Het begint met Gimme Gimme waarin je direct een geoliede swingmachine te horen krijgt met de tweekoppige blazerssectie en de priemende bluesgitaar in de hoofdrol.
Show Me That You Can Rock is een warme swinger waarin alle elementen kloppen. Zoals de jazzy blazers en een gitaar die het ene moment bluesy en dan weer jazzy klinkt.
Boogie And Bop heeft wel wat van de klassieker “Choo Choo Ch’ Boogie” en wordt gevoed door de krachtig stuwende drums en de boogiewoogie piano.
De blazers en de bluesy gitaar domineren de swingende instrumental Darn That Rhythm. De swingende piano wordt enigszins tekort gedaan in de mix door een te laag volume.

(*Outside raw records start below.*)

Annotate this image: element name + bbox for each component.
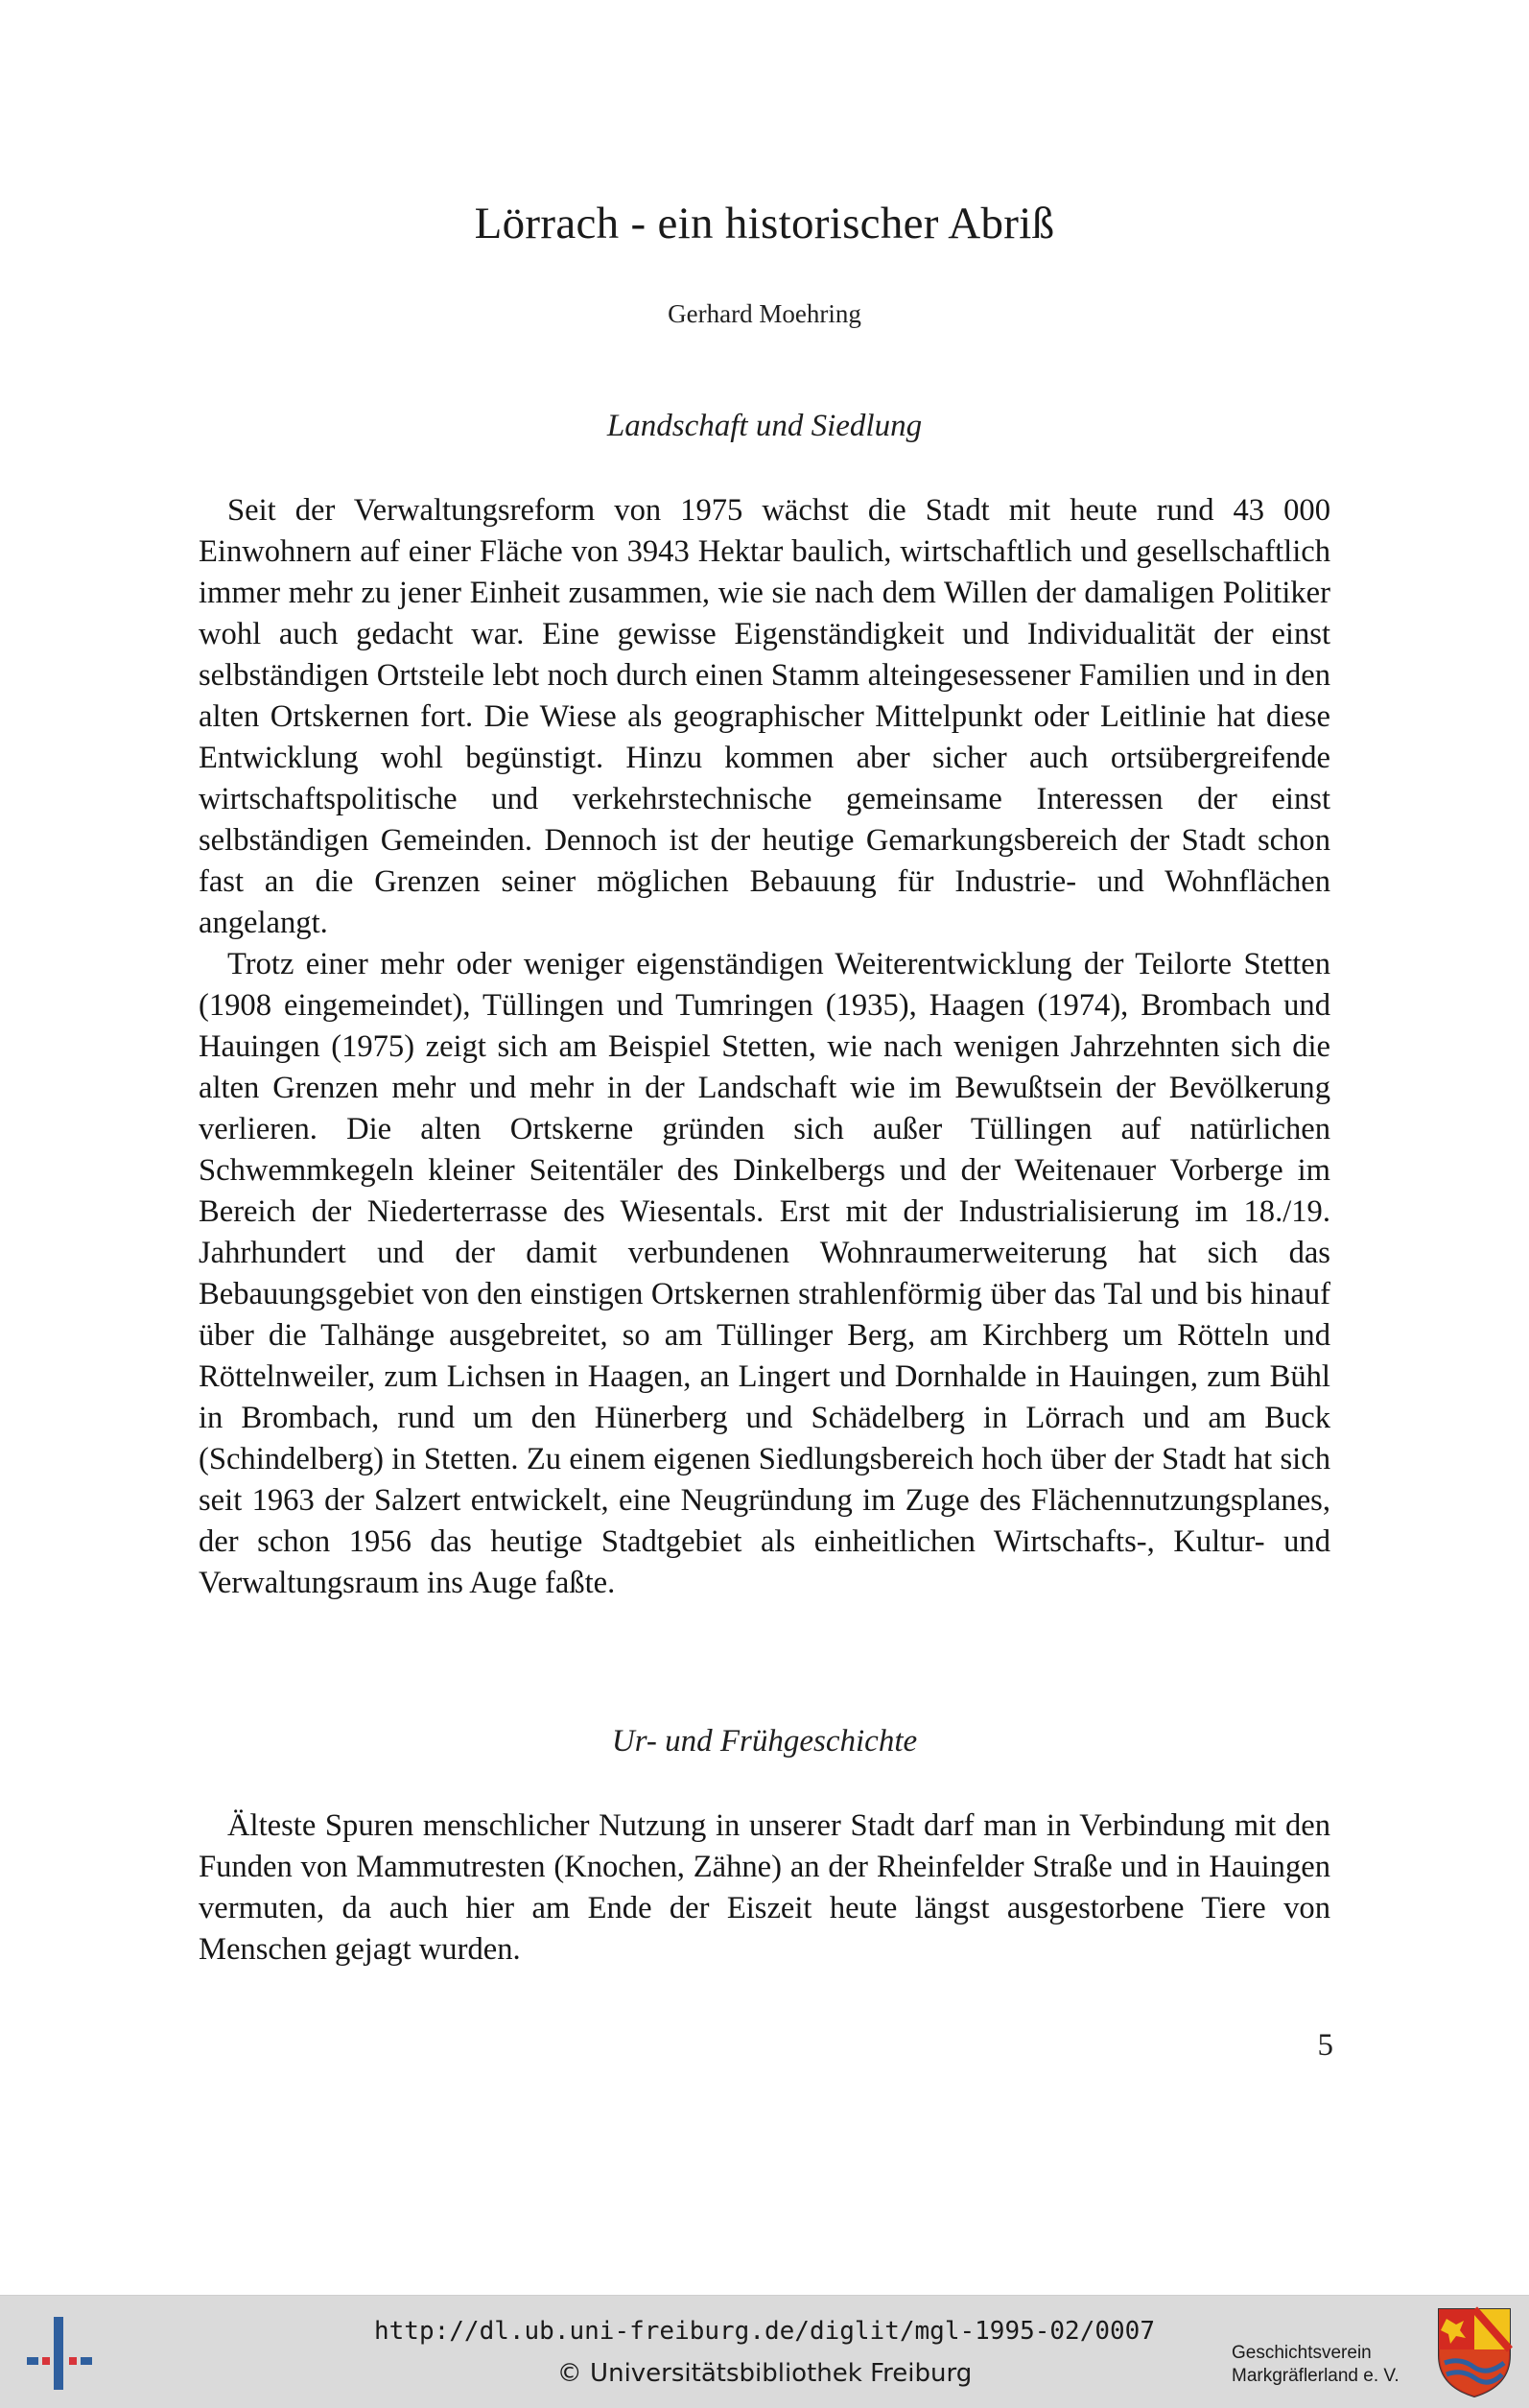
copyright-notice: © Universitätsbibliothek Freiburg <box>556 2359 973 2388</box>
source-url-link[interactable]: http://dl.ub.uni-freiburg.de/diglit/mgl-1995-02/0007 <box>374 2317 1155 2346</box>
paragraph: Trotz einer mehr oder weniger eigenständigen Weiterentwicklung der Teilorte Stetten (1908 eingemeindet), Tüllingen und Tumringen (1935), Haagen (1974), Brombach und Hauingen (1975) zeigt sich am Beispiel Stetten, wie nach wenigen Jahrzehnten sich die alten Grenzen mehr und mehr in der Landschaft wie im Bewußtsein der Bevölkerung verlieren. Die alten Ortskerne gründen sich außer Tüllingen auf natürlichen Schwemmkegeln kleiner Seitentäler des Dinkelbergs und der Weitenauer Vorberge im Bereich der Niederterrasse des Wiesentals. Erst mit der Industrialisierung im 18./19. Jahrhundert und der damit verbundenen Wohnraumerweiterung hat sich das Bebauungsgebiet von den einstigen Ortskernen strahlenförmig über das Tal und bis hinauf über die Talhänge ausgebreitet, so am Tüllinger Berg, am Kirchberg um Rötteln und Röttelnweiler, zum Lichsen in Haagen, an Lingert und Dornhalde in Hauingen, zum Bühl in Brombach, rund um den Hünerberg und Schädelberg in Lörrach und am Buck (Schindelberg) in Stetten. Zu einem eigenen Siedlungsbereich hoch über der Stadt hat sich seit 1963 der Salzert entwickelt, eine Neugründung im Zuge des Flächennutzungsplanes, der schon 1956 das heutige Stadtgebiet als einheitlichen Wirtschafts-, Kultur- und Verwaltungsraum ins Auge faßte. <box>199 947 1330 1600</box>
society-name-line2: Markgräflerland e. V. <box>1232 2366 1400 2386</box>
paragraph: Seit der Verwaltungsreform von 1975 wächst die Stadt mit heute rund 43 000 Einwohnern auf einer Fläche von 3943 Hektar baulich, wirtschaftlich und gesellschaftlich immer mehr zu jener Einheit zusammen, wie sie nach dem Willen der damaligen Politiker wohl auch gedacht war. Eine gewisse Eigenständigkeit und Individualität der einst selbständigen Ortsteile lebt noch durch einen Stamm alteingesessener Familien und in den alten Ortskernen fort. Die Wiese als geographischer Mittelpunkt oder Leitlinie hat diese Entwicklung wohl begünstigt. Hinzu kommen aber sicher auch ortsübergreifende wirtschaftspolitische und verkehrstechnische gemeinsame Interessen der einst selbständigen Gemeinden. Dennoch ist der heutige Gemarkungsbereich der Stadt schon fast an die Grenzen seiner möglichen Bebauung für Industrie- und Wohnflächen angelangt. <box>199 493 1330 940</box>
author-name: Gerhard Moehring <box>668 299 861 328</box>
society-name <box>1232 2342 1433 2388</box>
society-name-line1: Geschichtsverein <box>1232 2343 1372 2363</box>
page-number: 5 <box>1317 2028 1333 2063</box>
document-title: Lörrach - ein historischer Abriß <box>474 199 1055 248</box>
footer-bar <box>0 2295 1529 2408</box>
paragraph: Älteste Spuren menschlicher Nutzung in unserer Stadt darf man in Verbindung mit den Funden von Mammutresten (Knochen, Zähne) an der Rheinfelder Straße und in Hauingen vermuten, da auch hier am Ende der Eiszeit heute längst ausgestorbene Tiere von Menschen gejagt wurden. <box>199 1808 1330 1967</box>
section-heading-landscape: Landschaft und Siedlung <box>606 409 923 443</box>
coat-of-arms-icon <box>1435 2305 1514 2399</box>
section-body-prehistory <box>199 1806 1330 1971</box>
section-heading-prehistory: Ur- und Frühgeschichte <box>611 1724 918 1759</box>
section-body-landscape <box>199 490 1330 1604</box>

Een kletterende, slappende bas luidt het enthousiast swingende Bainswasher Boogie in.
Horn At Dawn heeft stiekem wat elementen uit ittle Willie John’s “Fever” geleend, waardoor een jazzy instrumental ontstaat met broeierige blazers en een relaxte jazzpiano.
Daarna jiven de mannen er weer op volle toeren op los in het uitbundige Day All Night met een hoofdrol voor de scheurende saxofoon.
In Just A Little Hepsville Surfbeat wordt de jive gemengd met surfmuziek, waarbij de harde zwevende surfgitaar uiteraard op de voorgrond staat.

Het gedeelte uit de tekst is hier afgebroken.